Élisabeth Behr-Sigel, théologienne de l'Eglise orthodoxe, est morte samedi 26 novembre, à Epinay-sur-Seine (Seine-Saint-Denis). Elle était âgée de 98 ans.

Née le 21 juillet 1907 à Schiltigheim (Bas-Rhin), d'un père protestant (luthérien) et d'une mère juive originaire d'Europe centrale, Elisabeth Behr-Sigel fut, toute sa vie, passionnée par le dialogue entre les religions. Sa taille menue était connue de tous les milieux œcuméniques à Paris ou à Genève.

Elle avait fait ses études de philosophie à l'université de Strasbourg et à la faculté de théologie protestante de Paris. Bien plus tard, en 1976, elle passera son doctorat à l'université de Nancy (1) sur Alexandre Boukharev, théologien russe du XIXe siècle presque inconnu en Occident, pour qui le mystère de l'incarnation du Christ était l'unique réponse à la tentation nihiliste en Russie.

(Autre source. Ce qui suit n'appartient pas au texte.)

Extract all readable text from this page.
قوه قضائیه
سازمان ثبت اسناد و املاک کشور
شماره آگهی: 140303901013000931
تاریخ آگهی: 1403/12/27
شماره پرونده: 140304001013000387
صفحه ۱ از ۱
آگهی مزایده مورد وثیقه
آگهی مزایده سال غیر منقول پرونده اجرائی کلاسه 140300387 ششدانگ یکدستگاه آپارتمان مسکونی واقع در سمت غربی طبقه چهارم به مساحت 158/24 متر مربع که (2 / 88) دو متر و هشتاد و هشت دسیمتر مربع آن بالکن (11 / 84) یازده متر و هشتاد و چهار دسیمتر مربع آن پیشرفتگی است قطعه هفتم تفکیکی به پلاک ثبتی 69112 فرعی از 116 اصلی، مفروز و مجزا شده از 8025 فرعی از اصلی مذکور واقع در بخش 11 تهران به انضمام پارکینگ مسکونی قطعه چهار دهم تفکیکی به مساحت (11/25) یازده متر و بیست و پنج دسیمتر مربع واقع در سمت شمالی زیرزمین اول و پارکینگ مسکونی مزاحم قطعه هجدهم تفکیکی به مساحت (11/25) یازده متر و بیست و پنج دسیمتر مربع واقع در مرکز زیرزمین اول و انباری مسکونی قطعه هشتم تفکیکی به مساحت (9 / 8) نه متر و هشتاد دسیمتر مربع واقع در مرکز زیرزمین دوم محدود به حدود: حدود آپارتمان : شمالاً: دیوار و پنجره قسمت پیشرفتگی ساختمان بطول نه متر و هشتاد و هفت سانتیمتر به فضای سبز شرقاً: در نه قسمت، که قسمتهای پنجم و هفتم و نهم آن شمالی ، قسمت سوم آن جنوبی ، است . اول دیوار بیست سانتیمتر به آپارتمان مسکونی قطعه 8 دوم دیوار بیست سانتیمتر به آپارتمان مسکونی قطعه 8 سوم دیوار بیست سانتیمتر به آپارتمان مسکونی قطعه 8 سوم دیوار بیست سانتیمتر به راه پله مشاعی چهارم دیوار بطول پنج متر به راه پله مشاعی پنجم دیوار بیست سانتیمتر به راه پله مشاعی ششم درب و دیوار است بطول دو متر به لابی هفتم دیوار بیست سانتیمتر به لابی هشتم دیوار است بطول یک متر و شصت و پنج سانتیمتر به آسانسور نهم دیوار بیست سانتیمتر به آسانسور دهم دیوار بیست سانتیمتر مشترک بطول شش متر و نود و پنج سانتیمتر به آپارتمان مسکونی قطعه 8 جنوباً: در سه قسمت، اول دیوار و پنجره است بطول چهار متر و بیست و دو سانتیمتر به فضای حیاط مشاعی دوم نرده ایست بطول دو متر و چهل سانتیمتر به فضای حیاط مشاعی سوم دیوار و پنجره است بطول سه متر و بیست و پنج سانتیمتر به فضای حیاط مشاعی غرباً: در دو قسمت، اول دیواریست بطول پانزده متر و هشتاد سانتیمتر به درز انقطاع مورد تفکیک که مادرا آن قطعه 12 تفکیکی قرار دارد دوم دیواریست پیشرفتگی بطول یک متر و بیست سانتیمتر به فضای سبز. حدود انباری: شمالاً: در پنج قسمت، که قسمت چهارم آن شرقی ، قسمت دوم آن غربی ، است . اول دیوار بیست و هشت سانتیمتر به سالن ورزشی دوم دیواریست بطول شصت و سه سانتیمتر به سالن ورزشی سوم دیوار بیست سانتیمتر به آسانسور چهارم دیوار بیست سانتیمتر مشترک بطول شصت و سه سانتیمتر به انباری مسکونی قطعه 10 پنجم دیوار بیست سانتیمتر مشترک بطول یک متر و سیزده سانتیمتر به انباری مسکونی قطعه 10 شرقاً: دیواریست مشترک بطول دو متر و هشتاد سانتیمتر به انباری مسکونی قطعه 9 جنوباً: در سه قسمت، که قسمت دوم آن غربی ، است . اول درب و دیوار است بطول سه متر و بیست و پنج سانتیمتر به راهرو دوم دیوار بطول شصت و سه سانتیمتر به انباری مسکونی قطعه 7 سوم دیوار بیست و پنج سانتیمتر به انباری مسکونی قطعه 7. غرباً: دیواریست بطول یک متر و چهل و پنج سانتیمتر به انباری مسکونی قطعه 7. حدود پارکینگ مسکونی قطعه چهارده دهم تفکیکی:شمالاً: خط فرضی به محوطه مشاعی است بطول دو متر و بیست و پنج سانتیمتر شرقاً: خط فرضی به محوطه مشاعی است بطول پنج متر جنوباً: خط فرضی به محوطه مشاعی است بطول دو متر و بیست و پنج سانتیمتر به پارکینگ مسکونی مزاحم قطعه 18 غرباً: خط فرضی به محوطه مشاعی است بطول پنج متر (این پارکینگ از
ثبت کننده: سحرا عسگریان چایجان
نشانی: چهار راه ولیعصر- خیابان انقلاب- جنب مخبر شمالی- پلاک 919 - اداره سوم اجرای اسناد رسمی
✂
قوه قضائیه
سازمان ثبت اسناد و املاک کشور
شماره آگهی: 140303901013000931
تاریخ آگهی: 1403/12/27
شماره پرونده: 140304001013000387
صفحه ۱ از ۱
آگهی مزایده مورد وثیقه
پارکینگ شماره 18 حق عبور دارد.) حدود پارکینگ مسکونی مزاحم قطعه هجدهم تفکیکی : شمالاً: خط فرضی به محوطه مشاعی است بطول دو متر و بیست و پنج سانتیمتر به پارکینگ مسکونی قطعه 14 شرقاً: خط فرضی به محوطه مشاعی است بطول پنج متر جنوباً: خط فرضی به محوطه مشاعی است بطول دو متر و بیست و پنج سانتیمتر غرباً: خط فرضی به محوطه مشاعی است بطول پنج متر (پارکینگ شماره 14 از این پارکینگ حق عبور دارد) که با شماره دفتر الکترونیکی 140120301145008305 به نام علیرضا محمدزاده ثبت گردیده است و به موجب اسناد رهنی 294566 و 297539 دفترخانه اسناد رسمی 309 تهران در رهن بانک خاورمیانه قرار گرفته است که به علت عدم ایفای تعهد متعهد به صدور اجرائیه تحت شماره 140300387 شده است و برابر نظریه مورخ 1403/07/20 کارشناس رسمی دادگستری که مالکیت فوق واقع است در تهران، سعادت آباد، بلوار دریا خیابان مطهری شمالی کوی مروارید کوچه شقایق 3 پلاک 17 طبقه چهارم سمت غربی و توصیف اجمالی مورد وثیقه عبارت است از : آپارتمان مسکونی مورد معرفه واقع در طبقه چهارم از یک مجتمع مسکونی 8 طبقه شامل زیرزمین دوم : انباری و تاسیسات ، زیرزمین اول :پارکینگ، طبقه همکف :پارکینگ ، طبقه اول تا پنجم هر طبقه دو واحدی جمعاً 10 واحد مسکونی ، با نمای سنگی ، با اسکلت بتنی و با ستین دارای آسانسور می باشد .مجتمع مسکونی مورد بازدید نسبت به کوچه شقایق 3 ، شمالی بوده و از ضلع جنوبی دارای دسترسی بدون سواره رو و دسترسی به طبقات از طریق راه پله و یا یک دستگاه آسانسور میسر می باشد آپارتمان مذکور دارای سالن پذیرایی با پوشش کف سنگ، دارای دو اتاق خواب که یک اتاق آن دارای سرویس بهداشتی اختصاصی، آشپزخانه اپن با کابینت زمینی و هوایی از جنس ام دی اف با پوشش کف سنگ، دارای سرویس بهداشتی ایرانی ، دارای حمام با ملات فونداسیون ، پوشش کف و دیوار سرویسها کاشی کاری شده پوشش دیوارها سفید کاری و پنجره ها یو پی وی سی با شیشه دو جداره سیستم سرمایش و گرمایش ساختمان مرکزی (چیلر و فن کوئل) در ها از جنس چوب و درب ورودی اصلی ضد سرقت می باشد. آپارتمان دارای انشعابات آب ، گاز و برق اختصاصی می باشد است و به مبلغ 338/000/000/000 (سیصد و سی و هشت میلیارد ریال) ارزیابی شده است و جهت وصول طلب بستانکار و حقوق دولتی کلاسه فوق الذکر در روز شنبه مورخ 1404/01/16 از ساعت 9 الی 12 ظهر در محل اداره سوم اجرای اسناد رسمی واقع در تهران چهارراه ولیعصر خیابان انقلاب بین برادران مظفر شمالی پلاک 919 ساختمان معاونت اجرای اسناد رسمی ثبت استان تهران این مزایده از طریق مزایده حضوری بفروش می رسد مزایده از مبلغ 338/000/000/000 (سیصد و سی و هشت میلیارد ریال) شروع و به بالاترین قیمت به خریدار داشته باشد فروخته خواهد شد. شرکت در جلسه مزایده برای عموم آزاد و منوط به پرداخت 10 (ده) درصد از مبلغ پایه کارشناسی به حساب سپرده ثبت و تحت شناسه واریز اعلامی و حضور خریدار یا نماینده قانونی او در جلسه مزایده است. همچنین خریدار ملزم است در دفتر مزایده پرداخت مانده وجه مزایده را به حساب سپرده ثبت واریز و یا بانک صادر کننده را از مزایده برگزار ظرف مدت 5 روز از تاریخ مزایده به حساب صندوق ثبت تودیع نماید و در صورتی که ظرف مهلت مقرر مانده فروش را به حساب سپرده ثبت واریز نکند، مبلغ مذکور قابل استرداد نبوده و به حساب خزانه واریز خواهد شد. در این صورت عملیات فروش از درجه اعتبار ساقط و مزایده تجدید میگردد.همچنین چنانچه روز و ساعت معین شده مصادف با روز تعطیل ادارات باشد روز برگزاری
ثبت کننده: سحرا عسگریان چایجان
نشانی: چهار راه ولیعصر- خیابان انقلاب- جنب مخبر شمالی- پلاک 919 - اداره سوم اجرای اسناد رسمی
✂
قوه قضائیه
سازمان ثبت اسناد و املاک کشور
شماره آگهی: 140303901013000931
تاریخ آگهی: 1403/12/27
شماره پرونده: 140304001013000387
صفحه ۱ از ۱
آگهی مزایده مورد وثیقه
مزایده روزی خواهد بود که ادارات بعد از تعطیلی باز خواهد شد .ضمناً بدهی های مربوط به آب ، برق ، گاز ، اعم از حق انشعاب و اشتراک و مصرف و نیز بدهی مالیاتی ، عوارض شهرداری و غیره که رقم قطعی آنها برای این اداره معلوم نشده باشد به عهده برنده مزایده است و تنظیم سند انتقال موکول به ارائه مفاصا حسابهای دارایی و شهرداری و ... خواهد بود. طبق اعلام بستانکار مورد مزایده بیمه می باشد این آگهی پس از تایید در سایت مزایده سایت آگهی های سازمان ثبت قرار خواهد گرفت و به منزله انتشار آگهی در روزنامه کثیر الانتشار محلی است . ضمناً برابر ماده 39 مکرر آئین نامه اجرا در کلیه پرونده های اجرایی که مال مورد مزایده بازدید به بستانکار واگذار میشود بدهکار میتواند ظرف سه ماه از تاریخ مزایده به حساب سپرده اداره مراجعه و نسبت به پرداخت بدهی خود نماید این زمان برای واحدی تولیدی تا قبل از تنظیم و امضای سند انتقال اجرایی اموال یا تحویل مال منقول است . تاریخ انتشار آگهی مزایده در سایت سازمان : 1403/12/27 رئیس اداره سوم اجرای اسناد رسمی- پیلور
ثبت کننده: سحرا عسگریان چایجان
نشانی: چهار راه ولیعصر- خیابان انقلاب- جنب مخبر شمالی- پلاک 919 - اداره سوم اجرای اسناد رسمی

C'est à la fin des années 1920 à Paris qu'Elisabeth Behr-Sigel s'était liée aux intellectuels orthodoxes de l'émigration russe — Paul Evdokimov, Vladimir Lossky, etc. — près desquels elle découvre une orthodoxie ouverte à la fois à la modernité occidentale et au dialogue avec les autres Eglises chrétiennes.

Dans son dernier ouvrage, Discerner les signes du temps (Cerf, 2002), elle raconte qu'elle a vu dans l'orthodoxie un "dépassement possible de l'antinomie (entre la foi et le monde) dont le christianisme occidental me paraissait prisonnier".

Elle avait également signé en 1993 une somptueuse biographie de Louis (Lev) Gillet (1893-1980), moine catholique converti à l'orthodoxie, dont le rayonnement spirituel, oecuménique et littéraire fut considérable en France, en Angleterre, au Liban et dans tout le monde orthodoxe.

Elisabeth Behr-Sigel prendra des positions hardies — pas toujours comprises — en faveur d'une place plus grande des femmes dans l'Eglise, pouvant aller jusqu'au sacerdoce. Elle était toutefois unanimement appréciée dans l'orthodoxie et chez les "Églises soeurs" par sa culture théologique, sa vigueur spirituelle et son engagement dans les combats séculiers. De 1982 à 1983, Elisabeth Behr-Sigel a présidé l'Action des chrétiens pour l'abolition de la torture (ACAT). Le 27 novembre 1991, en pleine guerre serbo-croate, elle signait dans Le Monde, avec Olivier Clément et d'autres intellectuels orthodoxes, un appel à l'Eglise de Serbie la suppliant de ne pas devenir "complice de la machine de guerre nationalo-communiste".

Louant son orthodoxie profonde et libre, le Père Boris Bobrinkoy, doyen de l'Institut Saint-Serge à Paris, a rendu hommage à son "courage" de femme, qui lui a permis d'exprimer ses convictions "jusqu'à toucher certains tabous".

Henri Tincq

(1) Note d'une de nos correspondantes : Henri Tincq ne s'est trompé que sur un point : Elisabeth a passé son doctorat non pas à Nancy, mais en Sorbonne. J'y étais et la défense fut vigoureuse et remarquable  ! ! !  FLh.